Mar rojo
Por: Alondra LÓPEZ 
 “Y se a corrompió la tierra delante de Dios, y estaba la tierra llena de violencia” 
GÉNESIS 6:11–7:1

En una columna previa, escribía sobre el gran esfuerzo estructural, institucional  y organizacional que las sociedades humanas deben desplegar para lograr establecer la paz.  “La paz es una cosa que hay que hacer, que hay que fabricar, poniendo a tal faena todas las potencias humanas”, nos insiste Ortega y Gasset en su clásico La rebelión de las masas.

De la misma manera, mencionaba la ausencia de dichos esfuerzos en nuestro país, y las devastadoras consecuencias que han traído consigo años y años de “Dejar hacer y dejar pasar” (como nos diría Denise Dresser en el País de uno).

Ahora bien,  el estudio de la historia nos permite observar que hay una relación estrecha entre la riqueza y la violencia.  Es común que allí donde exista riqueza, se desaten disputas violentas por poseerla, de ahí que, a mayor concentración de riqueza, mayor fuerza deberán ostentar las cadenas y artificios humanos para que prevalezca el orden. Los denominados Países del Primer Mundo, por ejemplo, aunado a su riqueza, han fortalecido sus Estados de Derecho, sus organizaciones de inteligencia y seguridad, sus sistemas educativos, etc.

Es común escuchar, en las charlas de sobremesa, que los mexicanos deberíamos tener mejores condiciones de vida porque nuestro país posee riquezas.  En cierto sentido dicho argumento es atinado, entendiendo que nuestra nación tiene potencial para generar un mayor desarrollo económico y aparejado a él una serie de inversiones para impulsar acciones en pro del establecimiento de la paz.

El gran problema de nuestro país yace en el otro lado de la moneda. Si bien existe la riqueza, si bien hay potencial para generar un mayor desarrollo económico, se olvida que la explotación de la riqueza debe acompañarse del desarrollo de todo un andamiaje de leyes, organizaciones, estructuras, moralidad, costumbres,  que eviten que estalle la violencia en aras de poseerla.

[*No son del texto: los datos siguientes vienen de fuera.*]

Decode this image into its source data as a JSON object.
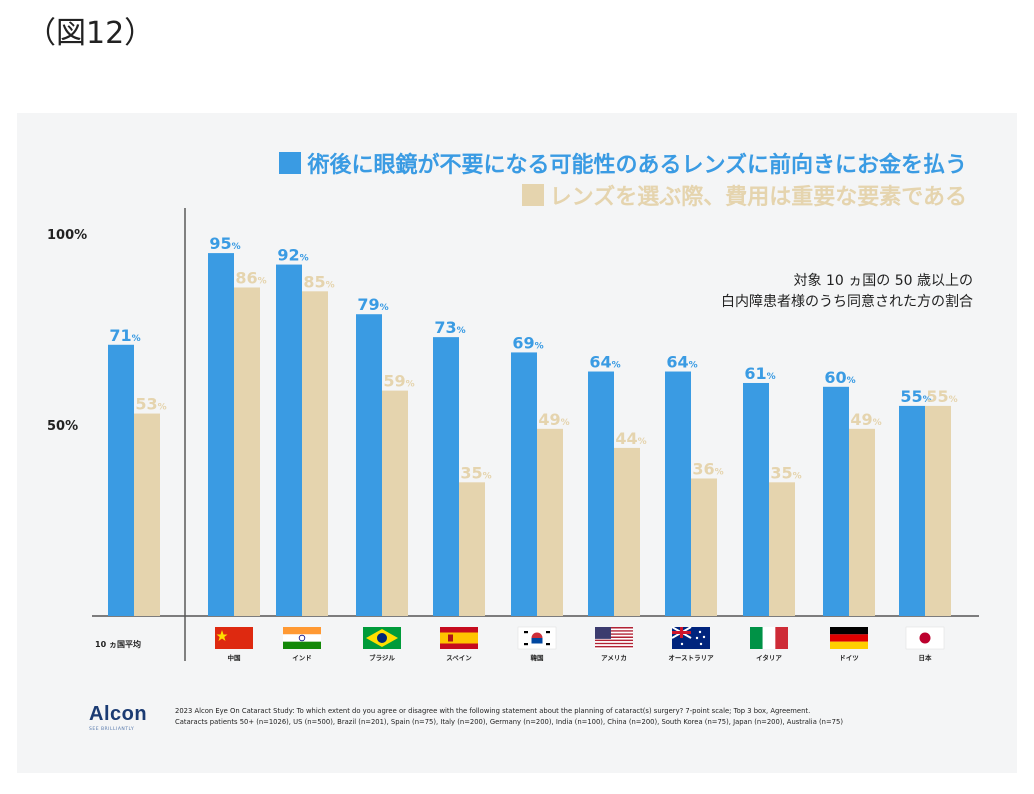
{
  "figure_label": "（図12）",
  "legend": {
    "blue": "術後に眼鏡が不要になる可能性のあるレンズに前向きにお金を払う",
    "beige": "レンズを選ぶ際、費用は重要な要素である"
  },
  "subtitle": [
    "対象 10 ヵ国の 50 歳以上の",
    "白内障患者様のうち同意された方の割合"
  ],
  "colors": {
    "blue": "#3a9be3",
    "beige": "#e5d4ae",
    "panel": "#f4f5f6"
  },
  "chart_data": {
    "type": "bar",
    "categories": [
      "10 ヵ国平均",
      "中国",
      "インド",
      "ブラジル",
      "スペイン",
      "韓国",
      "アメリカ",
      "オーストラリア",
      "イタリア",
      "ドイツ",
      "日本"
    ],
    "series": [
      {
        "name": "術後に眼鏡が不要になる可能性のあるレンズに前向きにお金を払う",
        "values": [
          71,
          95,
          92,
          79,
          73,
          69,
          64,
          64,
          61,
          60,
          55
        ]
      },
      {
        "name": "レンズを選ぶ際、費用は重要な要素である",
        "values": [
          53,
          86,
          85,
          59,
          35,
          49,
          44,
          36,
          35,
          49,
          55
        ]
      }
    ],
    "y_ticks": [
      "100%",
      "50%"
    ],
    "value_suffix": "%",
    "ylim": [
      0,
      100
    ]
  },
  "flags": [
    "china-flag",
    "india-flag",
    "brazil-flag",
    "spain-flag",
    "korea-flag",
    "usa-flag",
    "australia-flag",
    "italy-flag",
    "germany-flag",
    "japan-flag"
  ],
  "brand": {
    "logo": "Alcon",
    "tagline": "SEE BRILLIANTLY"
  },
  "source": [
    "2023 Alcon Eye On Cataract Study: To which extent do you agree or disagree with the following statement about the planning of cataract(s) surgery? 7-point scale; Top 3 box, Agreement.",
    "Cataracts patients 50+ (n=1026), US (n=500), Brazil (n=201), Spain (n=75), Italy (n=200), Germany (n=200), India (n=100), China (n=200), South Korea (n=75), Japan (n=200), Australia (n=75)"
  ]
}
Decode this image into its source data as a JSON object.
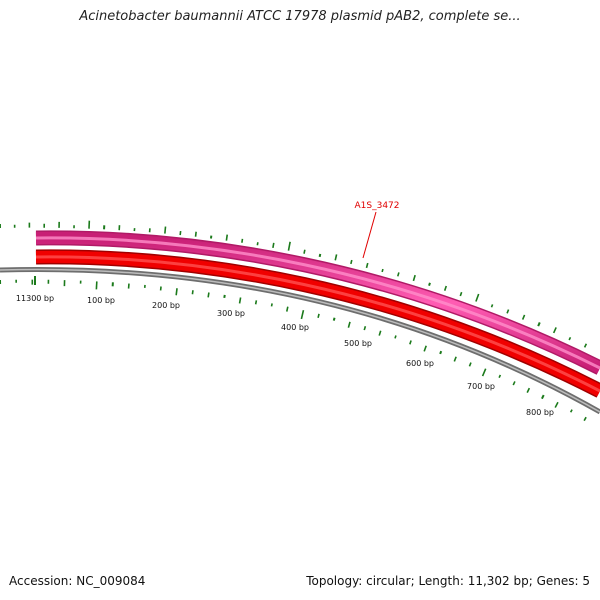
{
  "title": "Acinetobacter baumannii ATCC 17978 plasmid pAB2, complete se...",
  "footer": {
    "accession": "Accession: NC_009084",
    "summary": "Topology: circular; Length: 11,302 bp; Genes: 5"
  },
  "gene_label": "A1S_3472",
  "scale_labels": [
    "11300 bp",
    "100 bp",
    "200 bp",
    "300 bp",
    "400 bp",
    "500 bp",
    "600 bp",
    "700 bp",
    "800 bp"
  ],
  "colors": {
    "outer_track": "#e8318f",
    "inner_track": "#e50000",
    "backbone": "#8a8a8a",
    "gc_ticks": "#1b7a1b",
    "gene_label": "#e00000"
  }
}
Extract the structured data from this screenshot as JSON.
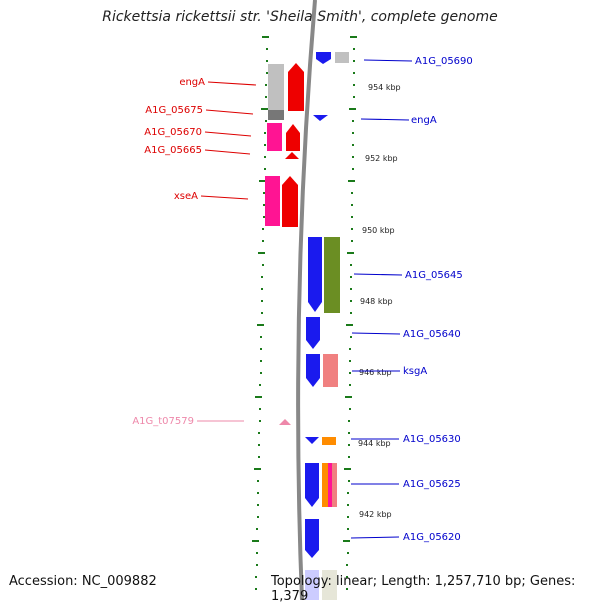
{
  "title": "Rickettsia rickettsii str. 'Sheila Smith', complete genome",
  "accession_text": "Accession: NC_009882",
  "topology_text": "Topology: linear; Length: 1,257,710 bp; Genes: 1,379",
  "kbp_ticks": [
    "954 kbp",
    "952 kbp",
    "950 kbp",
    "948 kbp",
    "946 kbp",
    "944 kbp",
    "942 kbp"
  ],
  "left_labels": [
    "engA",
    "A1G_05675",
    "A1G_05670",
    "A1G_05665",
    "xseA",
    "A1G_t07579"
  ],
  "right_labels": [
    "A1G_05690",
    "engA",
    "A1G_05645",
    "A1G_05640",
    "ksgA",
    "A1G_05630",
    "A1G_05625",
    "A1G_05620"
  ],
  "colors": {
    "left_label": "#dd0000",
    "right_label": "#0000cc",
    "trna_label": "#ee88aa",
    "gene_red": "#ee0000",
    "gene_blue": "#1a1aee",
    "gene_magenta": "#ff1493",
    "gene_grey": "#c0c0c0",
    "gene_olive": "#6b8e23",
    "gene_salmon": "#f08080",
    "gene_orange": "#ff8c00",
    "tick_green": "#1a7a1a",
    "backbone": "#888888"
  }
}
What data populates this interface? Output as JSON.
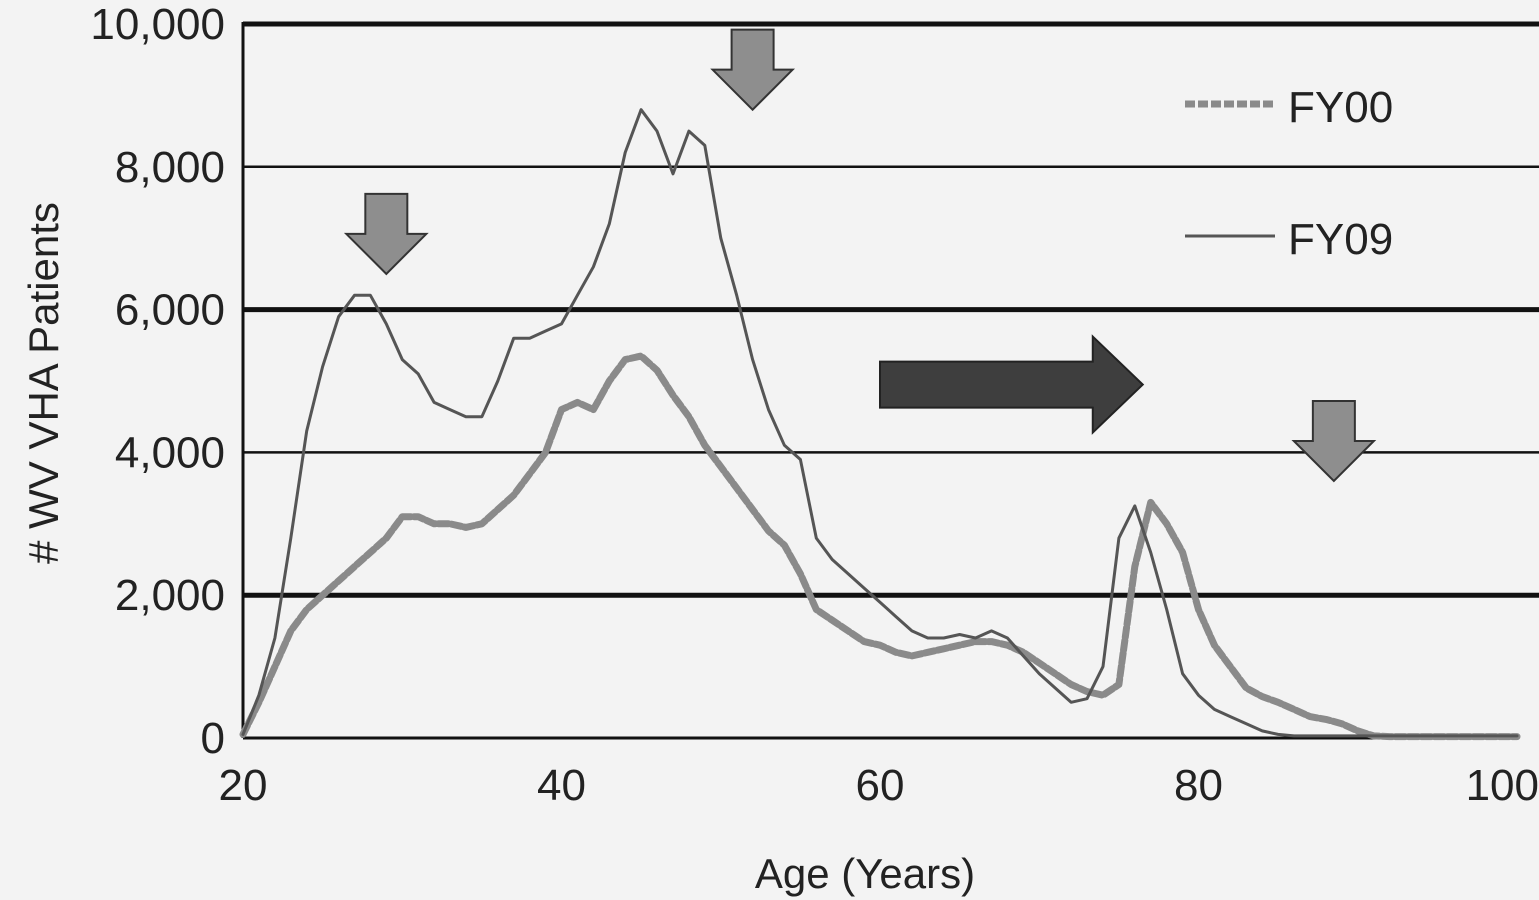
{
  "chart_data": {
    "type": "line",
    "title": "",
    "xlabel": "Age (Years)",
    "ylabel": "# WV VHA Patients",
    "xlim": [
      20,
      100
    ],
    "ylim": [
      0,
      10000
    ],
    "x_ticks": [
      20,
      40,
      60,
      80,
      100
    ],
    "y_ticks": [
      0,
      2000,
      4000,
      6000,
      8000,
      10000
    ],
    "x_tick_labels": [
      "20",
      "40",
      "60",
      "80",
      "100"
    ],
    "y_tick_labels": [
      "0",
      "2,000",
      "4,000",
      "6,000",
      "8,000",
      "10,000"
    ],
    "grid": "horizontal",
    "legend_position": "top-right",
    "series": [
      {
        "name": "FY00",
        "style": "dashed-thick",
        "color": "#8a8a8a",
        "x": [
          20,
          21,
          22,
          23,
          24,
          25,
          26,
          27,
          28,
          29,
          30,
          31,
          32,
          33,
          34,
          35,
          36,
          37,
          38,
          39,
          40,
          41,
          42,
          43,
          44,
          45,
          46,
          47,
          48,
          49,
          50,
          51,
          52,
          53,
          54,
          55,
          56,
          57,
          58,
          59,
          60,
          61,
          62,
          63,
          64,
          65,
          66,
          67,
          68,
          69,
          70,
          71,
          72,
          73,
          74,
          75,
          76,
          77,
          78,
          79,
          80,
          81,
          82,
          83,
          84,
          85,
          86,
          87,
          88,
          89,
          90,
          91,
          92,
          93,
          94,
          95,
          96,
          97,
          98,
          99,
          100
        ],
        "y": [
          50,
          500,
          1000,
          1500,
          1800,
          2000,
          2200,
          2400,
          2600,
          2800,
          3100,
          3100,
          3000,
          3000,
          2950,
          3000,
          3200,
          3400,
          3700,
          4000,
          4600,
          4700,
          4600,
          5000,
          5300,
          5350,
          5150,
          4800,
          4500,
          4100,
          3800,
          3500,
          3200,
          2900,
          2700,
          2300,
          1800,
          1650,
          1500,
          1350,
          1300,
          1200,
          1150,
          1200,
          1250,
          1300,
          1350,
          1350,
          1300,
          1200,
          1050,
          900,
          750,
          650,
          600,
          750,
          2400,
          3300,
          3000,
          2600,
          1800,
          1300,
          1000,
          700,
          580,
          500,
          400,
          300,
          260,
          200,
          100,
          30,
          20,
          20,
          20,
          20,
          20,
          20,
          20,
          20,
          20
        ]
      },
      {
        "name": "FY09",
        "style": "solid-thin",
        "color": "#555555",
        "x": [
          20,
          21,
          22,
          23,
          24,
          25,
          26,
          27,
          28,
          29,
          30,
          31,
          32,
          33,
          34,
          35,
          36,
          37,
          38,
          39,
          40,
          41,
          42,
          43,
          44,
          45,
          46,
          47,
          48,
          49,
          50,
          51,
          52,
          53,
          54,
          55,
          56,
          57,
          58,
          59,
          60,
          61,
          62,
          63,
          64,
          65,
          66,
          67,
          68,
          69,
          70,
          71,
          72,
          73,
          74,
          75,
          76,
          77,
          78,
          79,
          80,
          81,
          82,
          83,
          84,
          85,
          86,
          87,
          88,
          89,
          90,
          91,
          92,
          93,
          94,
          95,
          96,
          97,
          98,
          99,
          100
        ],
        "y": [
          50,
          600,
          1400,
          2800,
          4300,
          5200,
          5900,
          6200,
          6200,
          5800,
          5300,
          5100,
          4700,
          4600,
          4500,
          4500,
          5000,
          5600,
          5600,
          5700,
          5800,
          6200,
          6600,
          7200,
          8200,
          8800,
          8500,
          7900,
          8500,
          8300,
          7000,
          6200,
          5300,
          4600,
          4100,
          3900,
          2800,
          2500,
          2300,
          2100,
          1900,
          1700,
          1500,
          1400,
          1400,
          1450,
          1400,
          1500,
          1400,
          1150,
          900,
          700,
          500,
          550,
          1000,
          2800,
          3250,
          2600,
          1800,
          900,
          600,
          400,
          300,
          200,
          100,
          50,
          30,
          30,
          30,
          30,
          30,
          30,
          30,
          30,
          30,
          30,
          30,
          30,
          30,
          30,
          30
        ]
      }
    ],
    "annotations": [
      {
        "type": "down-arrow",
        "x": 29,
        "y": 6500,
        "color": "#8e8e8e"
      },
      {
        "type": "down-arrow",
        "x": 52,
        "y": 8800,
        "color": "#8e8e8e"
      },
      {
        "type": "down-arrow",
        "x": 88.5,
        "y": 3600,
        "color": "#8e8e8e"
      },
      {
        "type": "right-arrow",
        "x_start": 60,
        "x_end": 76.5,
        "y": 4950,
        "color": "#3e3e3e"
      }
    ]
  }
}
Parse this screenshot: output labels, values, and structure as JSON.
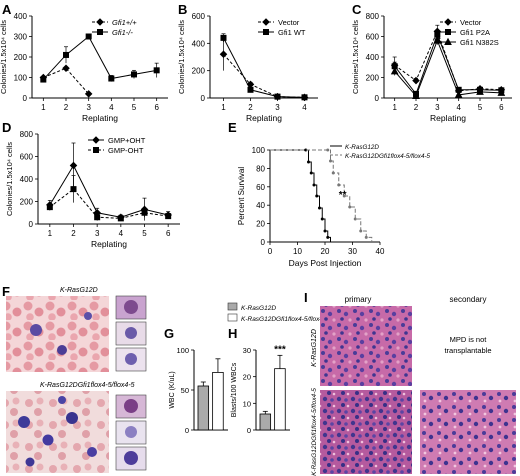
{
  "panel_letters": [
    "A",
    "B",
    "C",
    "D",
    "E",
    "F",
    "G",
    "H",
    "I"
  ],
  "chart_data": [
    {
      "panel": "A",
      "type": "line",
      "xlabel": "Replating",
      "ylabel": "Colonies/1.5x10⁴ cells",
      "x": [
        1,
        2,
        3,
        4,
        5,
        6
      ],
      "ylim": [
        0,
        400
      ],
      "yticks": [
        0,
        100,
        200,
        300,
        400
      ],
      "series": [
        {
          "name": "Gfi1+/+",
          "style": "dashed",
          "marker": "diamond",
          "x": [
            1,
            2,
            3
          ],
          "values": [
            100,
            145,
            20
          ]
        },
        {
          "name": "Gfi1-/-",
          "style": "solid",
          "marker": "square",
          "x": [
            1,
            2,
            3,
            4,
            5,
            6
          ],
          "values": [
            90,
            210,
            300,
            95,
            115,
            135
          ],
          "err": [
            10,
            40,
            10,
            15,
            20,
            35
          ]
        }
      ]
    },
    {
      "panel": "B",
      "type": "line",
      "xlabel": "Replating",
      "ylabel": "Colonies/1.5x10⁴ cells",
      "x": [
        1,
        2,
        3,
        4
      ],
      "ylim": [
        0,
        600
      ],
      "yticks": [
        0,
        200,
        400,
        600
      ],
      "series": [
        {
          "name": "Vector",
          "style": "dashed",
          "marker": "diamond",
          "x": [
            1,
            2,
            3,
            4
          ],
          "values": [
            320,
            100,
            10,
            5
          ],
          "err": [
            120,
            15,
            5,
            3
          ]
        },
        {
          "name": "Gfi1 WT",
          "style": "solid",
          "marker": "square",
          "x": [
            1,
            2,
            3,
            4
          ],
          "values": [
            440,
            60,
            10,
            5
          ],
          "err": [
            30,
            10,
            5,
            3
          ]
        }
      ]
    },
    {
      "panel": "C",
      "type": "line",
      "xlabel": "Replating",
      "ylabel": "Colonies/1.5x10⁴ cells",
      "x": [
        1,
        2,
        3,
        4,
        5,
        6
      ],
      "ylim": [
        0,
        800
      ],
      "yticks": [
        0,
        200,
        400,
        600,
        800
      ],
      "series": [
        {
          "name": "Vector",
          "style": "dashed",
          "marker": "diamond",
          "x": [
            1,
            2,
            3,
            4,
            5,
            6
          ],
          "values": [
            320,
            170,
            650,
            70,
            90,
            80
          ],
          "err": [
            80,
            20,
            60,
            10,
            10,
            10
          ]
        },
        {
          "name": "Gfi1 P2A",
          "style": "solid",
          "marker": "square",
          "x": [
            1,
            2,
            3,
            4,
            5,
            6
          ],
          "values": [
            310,
            40,
            620,
            80,
            80,
            75
          ],
          "err": [
            40,
            10,
            40,
            10,
            10,
            10
          ]
        },
        {
          "name": "Gfi1 N382S",
          "style": "solid",
          "marker": "triangle",
          "x": [
            1,
            2,
            3,
            4,
            5,
            6
          ],
          "values": [
            260,
            20,
            560,
            30,
            60,
            50
          ],
          "err": [
            40,
            5,
            40,
            5,
            10,
            10
          ]
        }
      ]
    },
    {
      "panel": "D",
      "type": "line",
      "xlabel": "Replating",
      "ylabel": "Colonies/1.5x10⁴ cells",
      "x": [
        1,
        2,
        3,
        4,
        5,
        6
      ],
      "ylim": [
        0,
        800
      ],
      "yticks": [
        0,
        200,
        400,
        600,
        800
      ],
      "series": [
        {
          "name": "GMP+OHT",
          "style": "solid",
          "marker": "diamond",
          "x": [
            1,
            2,
            3,
            4,
            5,
            6
          ],
          "values": [
            170,
            520,
            100,
            60,
            130,
            80
          ],
          "err": [
            40,
            200,
            40,
            20,
            100,
            30
          ]
        },
        {
          "name": "GMP-OHT",
          "style": "dashed",
          "marker": "square",
          "x": [
            1,
            2,
            3,
            4,
            5,
            6
          ],
          "values": [
            150,
            310,
            60,
            50,
            100,
            70
          ],
          "err": [
            30,
            120,
            30,
            20,
            40,
            20
          ]
        }
      ]
    },
    {
      "panel": "E",
      "type": "line",
      "subtype": "survival",
      "xlabel": "Days Post Injection",
      "ylabel": "Percent Survival",
      "xlim": [
        0,
        40
      ],
      "xticks": [
        0,
        10,
        20,
        30,
        40
      ],
      "ylim": [
        0,
        100
      ],
      "yticks": [
        0,
        20,
        40,
        60,
        80,
        100
      ],
      "annotation": "**",
      "series": [
        {
          "name": "K-RasG12D",
          "style": "solid",
          "x": [
            0,
            13,
            14,
            15,
            16,
            17,
            18,
            19,
            20,
            21,
            22
          ],
          "values": [
            100,
            100,
            87,
            75,
            62,
            50,
            37,
            25,
            12,
            5,
            0
          ]
        },
        {
          "name": "K-RasG12DGfi1flox4-5/flox4-5",
          "style": "dashed",
          "x": [
            0,
            21,
            22,
            23,
            25,
            27,
            29,
            31,
            33,
            35,
            37
          ],
          "values": [
            100,
            100,
            88,
            75,
            62,
            50,
            38,
            25,
            12,
            5,
            0
          ]
        }
      ]
    },
    {
      "panel": "G",
      "type": "bar",
      "ylabel": "WBC (K/uL)",
      "ylim": [
        0,
        100
      ],
      "yticks": [
        0,
        50,
        100
      ],
      "categories": [
        "K-RasG12D",
        "K-RasG12DGfi1flox4-5/flox4-5"
      ],
      "values": [
        55,
        72
      ],
      "err": [
        5,
        17
      ],
      "colors": [
        "#aaaaaa",
        "#ffffff"
      ]
    },
    {
      "panel": "H",
      "type": "bar",
      "ylabel": "Blasts/100 WBCs",
      "ylim": [
        0,
        30
      ],
      "yticks": [
        0,
        10,
        20,
        30
      ],
      "categories": [
        "K-RasG12D",
        "K-RasG12DGfi1flox4-5/flox4-5"
      ],
      "values": [
        6,
        23
      ],
      "err": [
        1,
        5
      ],
      "colors": [
        "#aaaaaa",
        "#ffffff"
      ],
      "annotation": "***"
    }
  ],
  "panel_f": {
    "label_top": "K-RasG12D",
    "label_bottom": "K-RasG12DGfi1flox4-5/flox4-5"
  },
  "panel_i": {
    "col_primary": "primary",
    "col_secondary": "secondary",
    "row_top_label": "K-RasG12D",
    "row_bottom_label": "K-RasG12DGfi1flox4-5/flox4-5",
    "note_line1": "MPD is not",
    "note_line2": "transplantable"
  }
}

Desde luego, ello no quiere decir que sea preferible la pobreza, o que en la pobreza no exista violencia, sino que se trata de entender las distintas formas en que la riqueza puede llegar a incentivar la violencia y la manera en que esta última puede llegar a atrofiar los procesos que generan desarrollo económico.

Hoy en nuestro país es fácil observar el fenómeno del que hablamos. Michoacán, por ejemplo,  se vio azotado por las oleadas de secuestros y homicidios alrededor de la industria del “oro verde”; y, recientemente,  el secuestro de activistas comunitarios desató un bloqueo de la industria minera que afecta a buena parte de los municipios costeros. Además, en cada estado, pequeños y grandes empresarios son víctimas de amenazas y extorsiones.

La violencia en nuestro país está atrofiando severamente nuestra economía, afectando directamente la calidad de vida de las familias. Ante el caos que nos rodea,  han surgido protestas, bloqueos, reclamos  y toda clase de convulsiones sociales con el propósito de exigir al gobierno que ponga orden. Sin duda las exigencias son legítimas. Sin embargo, la cosa no es de ahorita, se trata de un mal viejo, enraizado, que nadie parece saber a ciencia cierta cómo combatir.

Cuenta la biblia que, cuando Dios vio llenarse a la tierra de violencia a causa nuestra, decidió limpiarla con el diluvio: “Y prevalecieron las aguas sobre la tierra ciento cincuenta días”.  Todo para darnos un nuevo comienzo. Para iniciar de cero.

Desde luego que los gobiernos actuales no cuentan con un botón de reinicio. Cuando plantean cómo combatir la inseguridad lo tienen que hacer desde las bases y estructuras ya preexistentes, lo cual sin duda es un reto mayúsculo.

Más allá de la voluntad, se trata de afinar estructuras y organizaciones corrompidas o disfuncionales, lo cual sobrepasa por mucho la capacidad de maniobra del gobernante promedio. Ya nos decía Moisés Naím que solemos creer que nuestros gobernantes tienen un poder mucho mayor sobre el flujo de los acontecimientos que el que realmente poseen.

De tal suerte que, mientras continuamos buscando soluciones, la paz se hace cada vez más escasa.  Y, si como en las narraciones bíblicas, el mar invadiera hoy nuestra tierra, ese mar sería rojo.